Question:
Good day, I am hoping you can advise me. I have been employed for 16 years at the same school (I do admin and aftercare). I am turning 65 in May and as per school policy I have to leave at the end of this year. I have contributed to a pension fund, but am not ready to retire and intend looking for another job. I will need to put about R330 000 into a vehicle for safe keeping. I plan to draw UIF when I leave, until such time as I find employment. Firstly, am I able to draw UIF at 65 years of age? I really do need to work, as I am a widow, and anyhow I do not have much to put into my pension to sustain me, which is why I am thinking of putting it away until I need to draw upon it. I will be keeping about R150 000, which is the one-third portion that I can withdraw tax-free, leaving me with R330 000. Please could you give me some advice, and on an amount of R330 000, what could I expect to receive a month? Thanking you, Rose.
Answer:
Roselyn,
Your options are somewhat limited. Once you reach normal retirement age per the fund rules, you have to retire from the fund when you leave your employer. On retirement, you can take up to one-third as cash, you MUST use at lest two-thirds to buy an annuity, either a conventional or a living annuity (you cannot put it away in a bank,or defer taking it).

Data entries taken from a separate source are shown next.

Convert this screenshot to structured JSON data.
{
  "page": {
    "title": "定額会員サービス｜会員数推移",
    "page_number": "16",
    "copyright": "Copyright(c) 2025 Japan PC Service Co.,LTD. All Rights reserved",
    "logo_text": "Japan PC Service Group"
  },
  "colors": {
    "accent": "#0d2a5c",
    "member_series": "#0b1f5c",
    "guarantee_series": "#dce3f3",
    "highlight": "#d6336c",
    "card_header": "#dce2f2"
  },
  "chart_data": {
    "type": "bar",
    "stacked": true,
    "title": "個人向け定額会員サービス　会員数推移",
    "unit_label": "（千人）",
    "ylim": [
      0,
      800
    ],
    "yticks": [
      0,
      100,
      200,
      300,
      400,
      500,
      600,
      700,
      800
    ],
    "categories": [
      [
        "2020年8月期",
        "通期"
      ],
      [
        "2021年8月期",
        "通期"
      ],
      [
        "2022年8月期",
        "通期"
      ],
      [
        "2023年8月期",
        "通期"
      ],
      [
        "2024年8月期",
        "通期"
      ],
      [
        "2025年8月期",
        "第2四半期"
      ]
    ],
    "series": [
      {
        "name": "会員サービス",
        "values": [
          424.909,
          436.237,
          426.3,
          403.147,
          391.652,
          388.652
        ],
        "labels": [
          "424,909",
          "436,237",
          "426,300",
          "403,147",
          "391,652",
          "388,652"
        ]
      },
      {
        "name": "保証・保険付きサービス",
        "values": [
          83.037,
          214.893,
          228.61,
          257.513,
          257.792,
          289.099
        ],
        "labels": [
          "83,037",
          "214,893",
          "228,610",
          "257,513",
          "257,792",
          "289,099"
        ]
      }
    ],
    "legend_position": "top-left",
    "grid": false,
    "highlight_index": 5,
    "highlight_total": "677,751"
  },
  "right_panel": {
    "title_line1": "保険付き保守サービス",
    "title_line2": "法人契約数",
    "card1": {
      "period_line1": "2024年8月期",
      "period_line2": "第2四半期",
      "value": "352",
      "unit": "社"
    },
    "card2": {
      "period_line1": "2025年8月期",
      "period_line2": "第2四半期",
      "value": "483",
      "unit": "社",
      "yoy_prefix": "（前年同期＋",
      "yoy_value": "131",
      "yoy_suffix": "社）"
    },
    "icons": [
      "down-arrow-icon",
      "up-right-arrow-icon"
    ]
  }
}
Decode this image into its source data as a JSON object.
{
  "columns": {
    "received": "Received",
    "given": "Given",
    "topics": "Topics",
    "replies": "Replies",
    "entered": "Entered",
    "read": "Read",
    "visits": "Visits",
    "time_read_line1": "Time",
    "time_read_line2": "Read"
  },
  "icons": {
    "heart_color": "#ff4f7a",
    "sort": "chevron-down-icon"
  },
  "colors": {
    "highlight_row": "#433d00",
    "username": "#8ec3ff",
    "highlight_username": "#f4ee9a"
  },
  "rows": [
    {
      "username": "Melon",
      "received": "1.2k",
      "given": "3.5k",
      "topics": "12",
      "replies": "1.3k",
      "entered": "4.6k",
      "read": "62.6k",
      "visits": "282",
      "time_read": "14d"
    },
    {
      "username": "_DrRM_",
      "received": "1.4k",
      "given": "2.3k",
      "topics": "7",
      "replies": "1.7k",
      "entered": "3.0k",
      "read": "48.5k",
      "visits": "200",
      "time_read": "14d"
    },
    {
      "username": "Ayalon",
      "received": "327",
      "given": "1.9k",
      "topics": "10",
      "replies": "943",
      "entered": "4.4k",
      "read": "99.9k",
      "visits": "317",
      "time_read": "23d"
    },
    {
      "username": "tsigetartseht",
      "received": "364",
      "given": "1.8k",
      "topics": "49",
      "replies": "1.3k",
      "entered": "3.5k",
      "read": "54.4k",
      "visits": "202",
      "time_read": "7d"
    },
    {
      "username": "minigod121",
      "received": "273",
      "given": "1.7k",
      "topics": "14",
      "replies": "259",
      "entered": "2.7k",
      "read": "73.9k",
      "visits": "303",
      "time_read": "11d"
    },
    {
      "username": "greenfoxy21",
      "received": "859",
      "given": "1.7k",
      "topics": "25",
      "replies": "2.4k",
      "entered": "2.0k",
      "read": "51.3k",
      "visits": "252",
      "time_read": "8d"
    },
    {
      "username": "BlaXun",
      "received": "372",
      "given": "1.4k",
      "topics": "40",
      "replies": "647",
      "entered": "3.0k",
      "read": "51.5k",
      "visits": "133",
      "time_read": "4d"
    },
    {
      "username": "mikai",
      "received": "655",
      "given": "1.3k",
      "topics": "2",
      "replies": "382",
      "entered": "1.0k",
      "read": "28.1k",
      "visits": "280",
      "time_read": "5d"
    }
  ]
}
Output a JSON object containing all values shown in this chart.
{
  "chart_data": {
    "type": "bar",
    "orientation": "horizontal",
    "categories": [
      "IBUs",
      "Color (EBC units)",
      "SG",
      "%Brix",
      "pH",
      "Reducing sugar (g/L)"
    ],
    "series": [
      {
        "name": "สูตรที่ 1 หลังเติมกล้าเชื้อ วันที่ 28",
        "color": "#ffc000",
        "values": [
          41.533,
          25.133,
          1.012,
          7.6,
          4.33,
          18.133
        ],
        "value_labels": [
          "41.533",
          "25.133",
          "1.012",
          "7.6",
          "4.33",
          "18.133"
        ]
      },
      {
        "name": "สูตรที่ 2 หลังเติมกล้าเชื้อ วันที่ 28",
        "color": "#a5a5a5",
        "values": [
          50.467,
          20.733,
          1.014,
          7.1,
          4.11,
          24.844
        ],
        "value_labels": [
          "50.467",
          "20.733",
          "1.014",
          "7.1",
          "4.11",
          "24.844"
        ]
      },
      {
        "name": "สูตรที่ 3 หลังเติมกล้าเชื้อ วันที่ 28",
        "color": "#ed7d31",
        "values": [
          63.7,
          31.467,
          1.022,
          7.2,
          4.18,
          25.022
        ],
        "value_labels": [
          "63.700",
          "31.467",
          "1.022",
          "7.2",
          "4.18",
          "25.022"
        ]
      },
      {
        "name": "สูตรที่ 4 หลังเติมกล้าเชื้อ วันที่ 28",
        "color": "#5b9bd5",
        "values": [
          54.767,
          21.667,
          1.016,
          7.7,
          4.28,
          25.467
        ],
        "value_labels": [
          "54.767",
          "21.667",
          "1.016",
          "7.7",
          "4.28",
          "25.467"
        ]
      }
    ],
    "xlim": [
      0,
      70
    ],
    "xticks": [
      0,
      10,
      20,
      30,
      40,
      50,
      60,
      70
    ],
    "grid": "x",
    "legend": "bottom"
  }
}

In living annuity, you must draw down between 2.5% and 17.5% of your residual capital on policy anniversary date every year (that's between R8 250 and R57 750 per year on R330 000). The more you draw down the faster you will deplete your capital and you risk outliving your savings.
To secure an income for life, you would have to buy a guaranteed annuity. However, a fully-inflation linked annuity for a 65 year-old unmarried woman only pays out around R1 800 per month at present, or R3 150 per month for an annuity that does not grow with inflation.
If you want to defer taking your pension, you would have to resign before your reached your fund's normal retirement age, and transfer the fund to a pension preservation fund, where you can leave it for as long as you wish. You can also transfer only a part, and take the rest as cash, but this cash lump sum will then be taxed at higher rate. On withdrawal, only the first R25 000 is not taxed, the balance is taxed at 18% (up to R660 000); on retirement, the first R500 000 is paid out tax fee. So you would have to trade your immediate cash lump sum benefit against preserving your savings for longer.
If you were to follow the second option (resign early), you could not claim UIF as you would have left voluntarily. You are also unlikely to get UIF if your retire, unless you can convince them of your intention to return to the labour market.